You may have heard the term “angina pectoris” (or “stable angina”). So, what is it, and what could it mean for you? It’s important to understand the basics.
Angina pectoris is the medical term for chest pain or discomfort due to coronary heart disease. It occurs when the heart muscle doesn't get as much blood as it needs. This usually happens because one or more of the heart's arteries is narrowed or blocked, also called ischemia.
Angina usually causes uncomfortable pressure, fullness, squeezing or pain in the center of the chest. You may also feel the discomfort in your neck, jaw, shoulder, back or arm. (Many types of chest discomfort — such as heartburn, lung infection or inflammation — aren‘t related to angina.) Angina in women can be different than in men.
When does angina pectoris occur?
Angina often occurs when the heart muscle needs more blood than it's getting, such as during physical activity like climbing a hill or stairs, or when you're having strong emotions.

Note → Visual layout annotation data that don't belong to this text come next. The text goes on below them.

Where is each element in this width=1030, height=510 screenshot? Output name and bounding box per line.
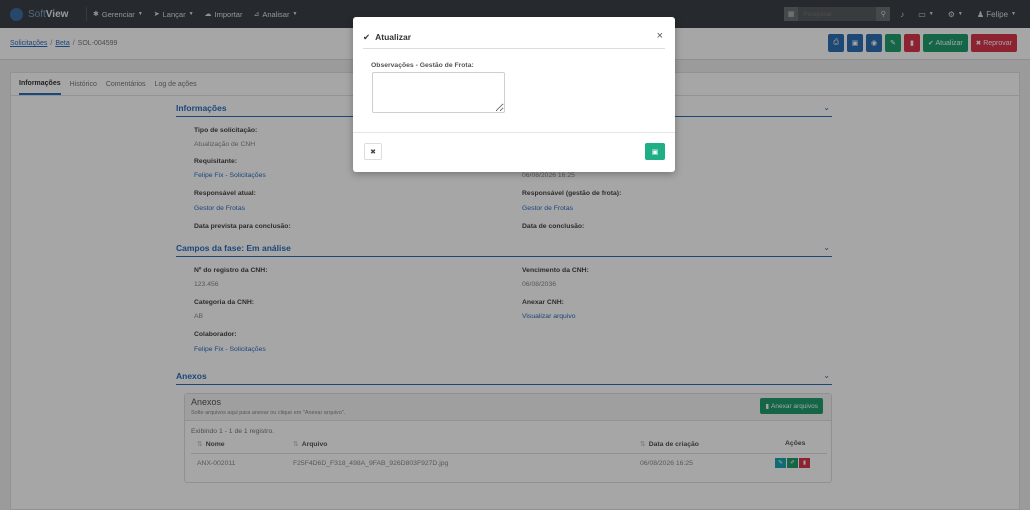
modal-header: ✔ Atualizar × (363, 27, 665, 47)
observacoes-textarea[interactable] (372, 72, 505, 113)
modal-footer-divider (353, 132, 675, 133)
modal-title: ✔ Atualizar (363, 31, 412, 42)
update-modal: ✔ Atualizar × Observações - Gestão de Fro… (353, 17, 675, 172)
save-button[interactable]: ▣ (645, 143, 665, 160)
close-icon[interactable]: × (657, 30, 663, 42)
check-icon: ✔ (363, 31, 371, 42)
modal-header-divider (363, 48, 665, 49)
close-icon: ✖ (370, 148, 376, 156)
cancel-button[interactable]: ✖ (364, 143, 382, 160)
observacoes-label: Observações - Gestão de Frota: (371, 62, 474, 69)
floppy-disk-icon: ▣ (651, 148, 659, 156)
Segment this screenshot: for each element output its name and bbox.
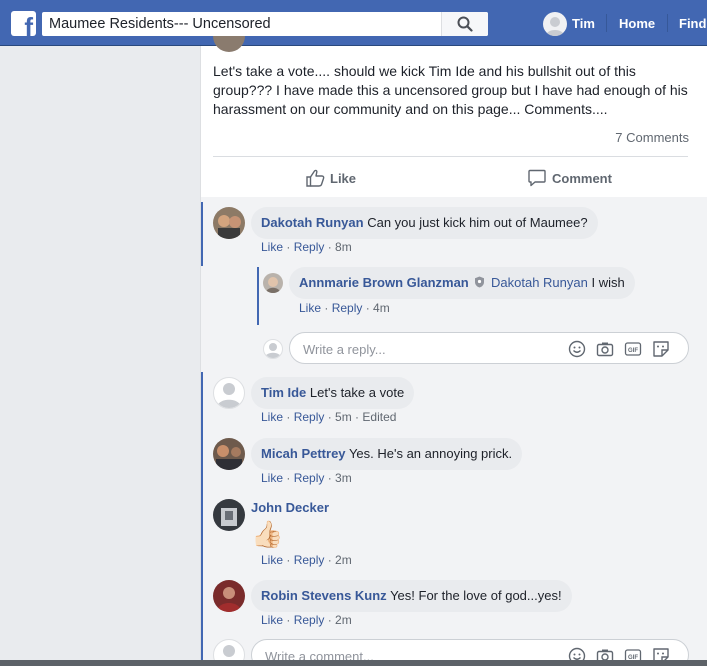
comment-text: Yes! For the love of god...yes! [390,588,562,603]
reply-bubble: Annmarie Brown Glanzman Dakotah Runyan I… [289,267,635,299]
gif-icon[interactable]: GIF [624,340,642,358]
comment-bubble: Robin Stevens Kunz Yes! For the love of … [251,580,572,612]
reply-input[interactable]: Write a reply... GIF [289,332,689,364]
comment-like-link[interactable]: Like [261,553,283,567]
comment-meta: Like · Reply · 8m [261,240,352,254]
search-button[interactable] [441,12,488,36]
search-value[interactable]: Maumee Residents--- Uncensored [49,16,271,32]
nav-divider [667,14,668,32]
comment-text: Yes. He's an annoying prick. [348,446,513,461]
comment-text: Let's take a vote [309,385,405,400]
reply-tagged-user[interactable]: Dakotah Runyan [491,275,588,290]
comment-author[interactable]: Micah Pettrey [261,446,346,461]
comments-count-link[interactable]: 7 Comments [615,130,689,145]
avatar-dakotah[interactable] [213,207,245,239]
comment-time[interactable]: 5m [335,410,352,424]
user-avatar[interactable] [543,12,567,36]
top-bar: f Maumee Residents--- Uncensored Tim Hom… [0,0,707,46]
comment-meta: Like · Reply · 2m [261,613,352,627]
post-card: Let's take a vote.... should we kick Tim… [200,36,707,666]
nav-find-friends-link[interactable]: Find [679,16,706,31]
comment-like-link[interactable]: Like [261,471,283,485]
comment-author[interactable]: John Decker [251,500,329,515]
thread-indicator [201,202,203,266]
comment-reply-link[interactable]: Reply [294,613,325,627]
comment-author[interactable]: Dakotah Runyan [261,215,364,230]
comment-text: Can you just kick him out of Maumee? [367,215,588,230]
search-icon [457,16,473,32]
comment-time[interactable]: 8m [335,240,352,254]
emoji-icon[interactable] [568,340,586,358]
reply-thread-indicator [257,267,259,325]
nav-user-name[interactable]: Tim [572,16,595,31]
reply-meta: Like · Reply · 4m [299,301,390,315]
search-input[interactable]: Maumee Residents--- Uncensored [42,12,488,36]
comment-meta: Like · Reply · 5m · Edited [261,410,397,424]
reply-reply-link[interactable]: Reply [332,301,363,315]
comment-icon [528,169,546,187]
comment-bubble: Tim Ide Let's take a vote [251,377,415,409]
camera-icon[interactable] [596,340,614,358]
comment-author[interactable]: Robin Stevens Kunz [261,588,387,603]
comment-reply-link[interactable]: Reply [294,471,325,485]
facebook-logo-icon[interactable]: f [11,11,36,36]
sticker-icon[interactable] [652,340,670,358]
comment-time[interactable]: 2m [335,613,352,627]
comment-reply-link[interactable]: Reply [294,553,325,567]
avatar-john-decker[interactable] [213,499,245,531]
admin-shield-icon [475,276,485,288]
reply-text: I wish [591,275,625,290]
reply-placeholder: Write a reply... [303,342,386,357]
comment-reply-link[interactable]: Reply [294,240,325,254]
comment-time[interactable]: 3m [335,471,352,485]
comment-like-link[interactable]: Like [261,240,283,254]
comment-like-link[interactable]: Like [261,613,283,627]
avatar-micah[interactable] [213,438,245,470]
like-button[interactable]: Like [306,168,366,190]
post-author-avatar[interactable] [213,36,245,52]
thumbs-up-icon [306,169,325,187]
reply-time[interactable]: 4m [373,301,390,315]
nav-home-link[interactable]: Home [619,16,655,31]
reply-author[interactable]: Annmarie Brown Glanzman [299,275,469,290]
comment-time[interactable]: 2m [335,553,352,567]
comment-like-link[interactable]: Like [261,410,283,424]
reply-user-avatar [263,339,283,359]
thumbs-up-emoji-icon: 👍🏻 [251,519,284,549]
comment-edited-label[interactable]: Edited [362,410,396,424]
window-bottom-edge [0,660,707,666]
comment-button[interactable]: Comment [528,168,623,190]
thread-indicator [201,372,203,666]
comments-section: Dakotah Runyan Can you just kick him out… [201,197,707,666]
comment-meta: Like · Reply · 3m [261,471,352,485]
comment-bubble: Dakotah Runyan Can you just kick him out… [251,207,598,239]
comment-bubble: Micah Pettrey Yes. He's an annoying pric… [251,438,523,470]
reply-like-link[interactable]: Like [299,301,321,315]
comment-reply-link[interactable]: Reply [294,410,325,424]
avatar-robin[interactable] [213,580,245,612]
avatar-tim-ide[interactable] [213,377,245,409]
comment-label: Comment [552,171,612,186]
divider [213,156,688,157]
post-text: Let's take a vote.... should we kick Tim… [213,63,688,117]
nav-divider [606,14,607,32]
like-label: Like [330,171,357,186]
comment-author[interactable]: Tim Ide [261,385,306,400]
avatar-annmarie[interactable] [263,273,283,293]
svg-text:GIF: GIF [628,348,638,354]
comment-meta: Like · Reply · 2m [261,553,352,567]
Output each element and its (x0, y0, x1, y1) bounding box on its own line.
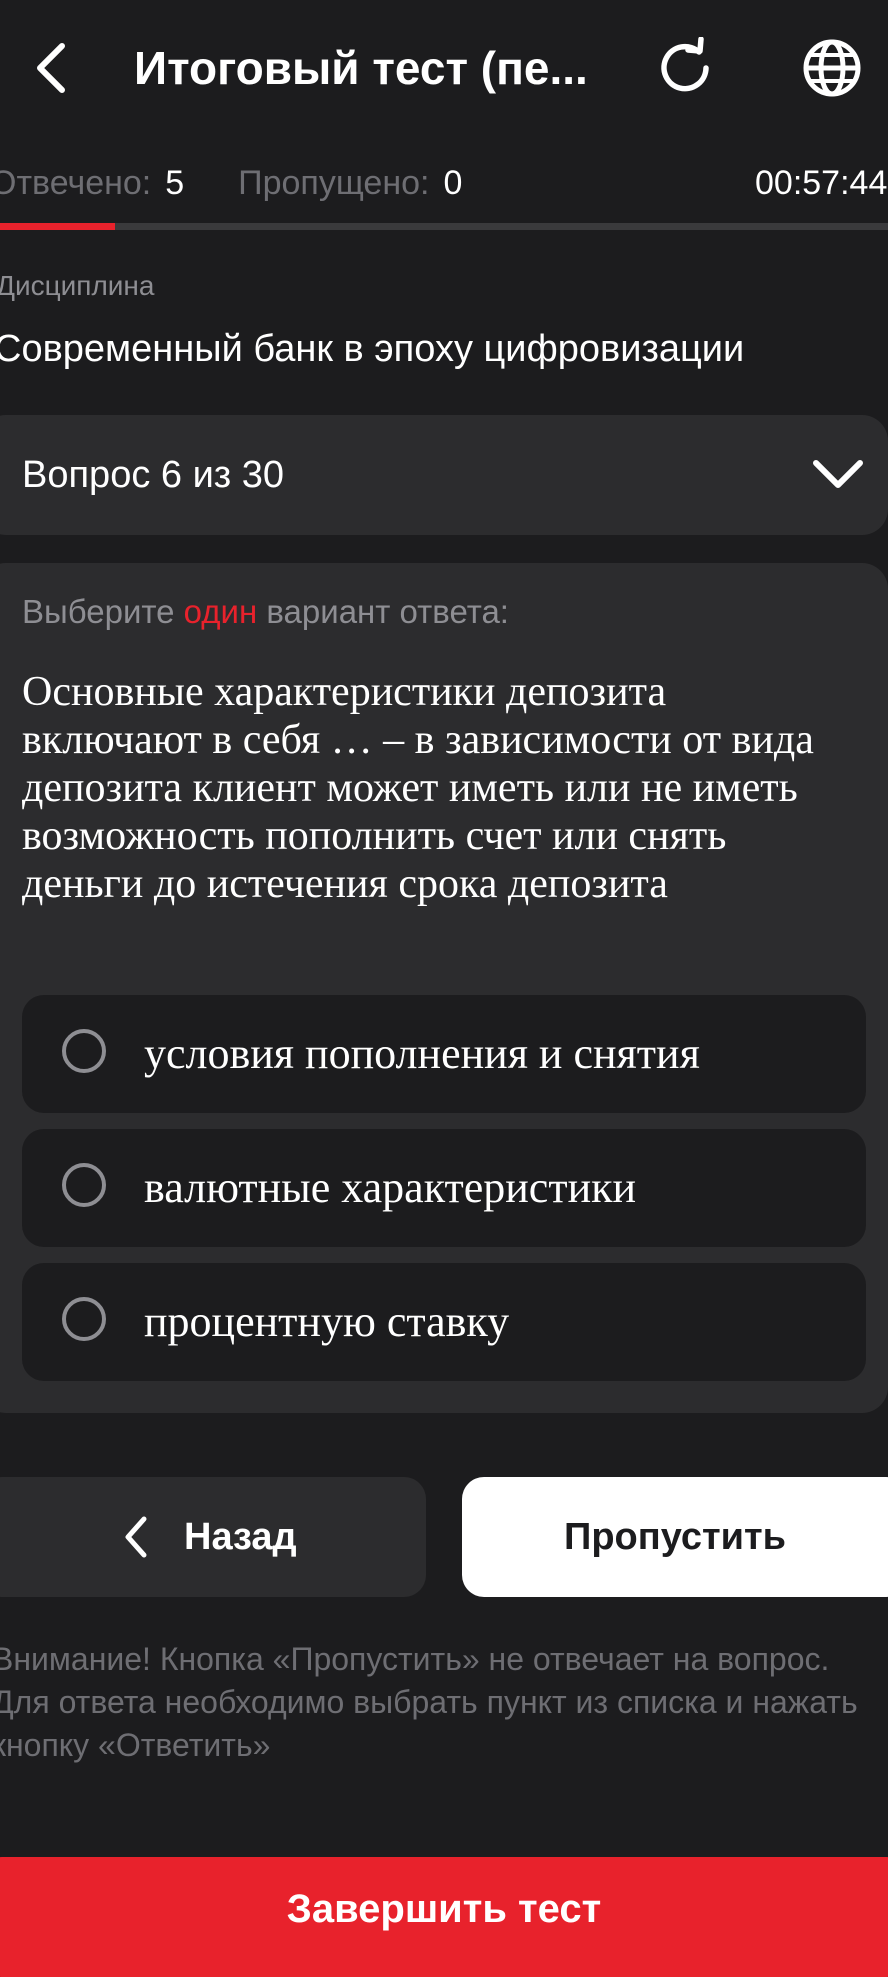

Severely narrowed arteries may allow enough blood to reach the heart when the demand for oxygen is low, such as when you're sitting, but angina may also occur at rest.
- Occurs when the heart must work harder, usually during physical exertion.
- Doesn't come as a surprise, and episodes of pain tend to be alike.
- Usually lasts a short time (5 minutes or less).
- Is relieved by rest or medicine.
- May feel like gas or indigestion.
- May feel like chest pain that spreads to the arms, back or other areas.
Possible triggers of stable angina include:
- Emotional stress – learn stress management.
- Exposure to very hot or cold temperatures – learn how cold and hot weather affect the heart.
- Heavy meals.
- Smoking – learn more about quitting smoking.
People with stable angina have episodes of chest pain. The discomfort is usually predictable and manageable. You might experience it while running or if you’re dealing with stress.
Normally, this type of chest discomfort is relieved with rest, nitroglycerin or both. Nitroglycerin relaxes the coronary arteries and other blood vessels, reducing the amount of blood that returns to the heart and easing the heart’s workload. Relaxing the coronary arteries increases the heart’s blood supply.
Other medications may be prescribed to prevent angina from occurring, such as beta-blockers and calcium channel blockers. They lower blood pressure and heart rate and reduce the workload on the heart.
Angiotensin-converting enzyme (ACE) inhibitors and angiotensin II receptor blockers may be prescribed to help reduce blood pressure and reduce the risk of heart attack due to coronary artery disease.
Additional medications may include statins and antiplatelet drugs. Statins reduce LDL (bad) cholesterol and antiplatelet drugs help prevent blood clots from forming, both of which help reduce the risk of heart attack and stroke.
If you experience chest discomfort, be sure to contact your health care team immediately to set up a complete evaluation and, possibly, tests. If you have stable angina and start getting chest pain more easily and more often, see your health care professional immediately. You may be experiencing early signs of unstable angina.